Ayer conceded in an email to Threatpost last night that the test case depends on an unusual program structure and the “normally unlikely” scenario of the grandchild process getting the same PID as its grandparent.
“However, there are a lot of programs that use OpenSSL and it’s impossible to say for sure that none of them have this structure. It’s also imprudent to say that an attacker won’t find a way to manufacture the duplicate PID scenario in a real system. Time and time again, potential security vulnerabilities are dismissed as being impractical, only for clever attackers to find a way to exploit them in practice a few years later,” Ayer said. “Also, since LibreSSL is billed as a drop-in replacement for OpenSSL, I think it’s a bug if you can demonstrate a program that performs safely under OpenSSL’s guarantees but not when used with LibreSSL. You can’t anticipate all the unusual ways a library might be used, and in a
security-sensitive library the consequences of breaking guarantees can be severe.”
LibreSSL 2.0.0 and 2.0.1 were released over the weekend and support a number of platforms beyond OpenBSD, including several Linux flavors, as well as Mac OS X and Solaris.

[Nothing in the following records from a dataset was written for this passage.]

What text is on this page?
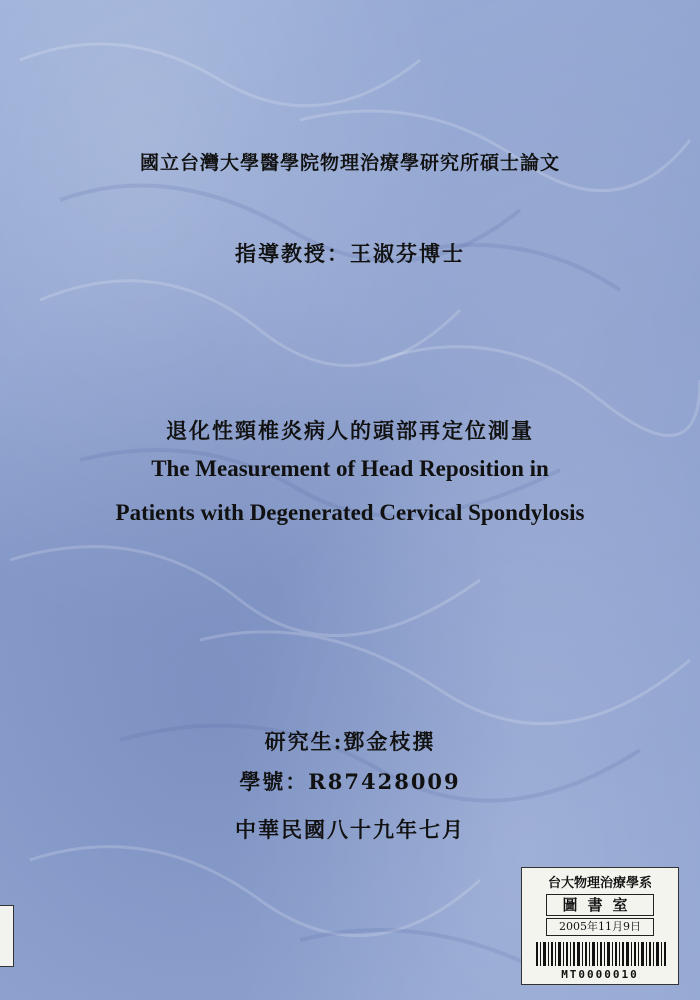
國立台灣大學醫學院物理治療學研究所碩士論文
指導教授：王淑芬博士
退化性頸椎炎病人的頭部再定位測量
The Measurement of Head Reposition in
Patients with Degenerated Cervical Spondylosis
研究生:鄧金枝撰
學號：R87428009
中華民國八十九年七月
台大物理治療學系
圖書室
2005年11月9日
MT0000010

The OpenBSD Foundation announced its intention to fork OpenSSL in April and spent considerable time before then and since cleaning up volumes of code that bloated OpenSSL. LibreSSL surfaced after the disclosure of the Heartbleed OpenSSL vulnerability.
The release of these early versions of LibreSSL was meant to generate the kind of feedback Ayer delivered, de Raadt and Beck said.
“This is exactly what I was aiming for with my blog post,” Ayer said. “In general, I really like the work the LibreSSL devs are doing. I think it’s in the true open source spirit that we’re having this discussion, and it should ultimately lead to better security for all.”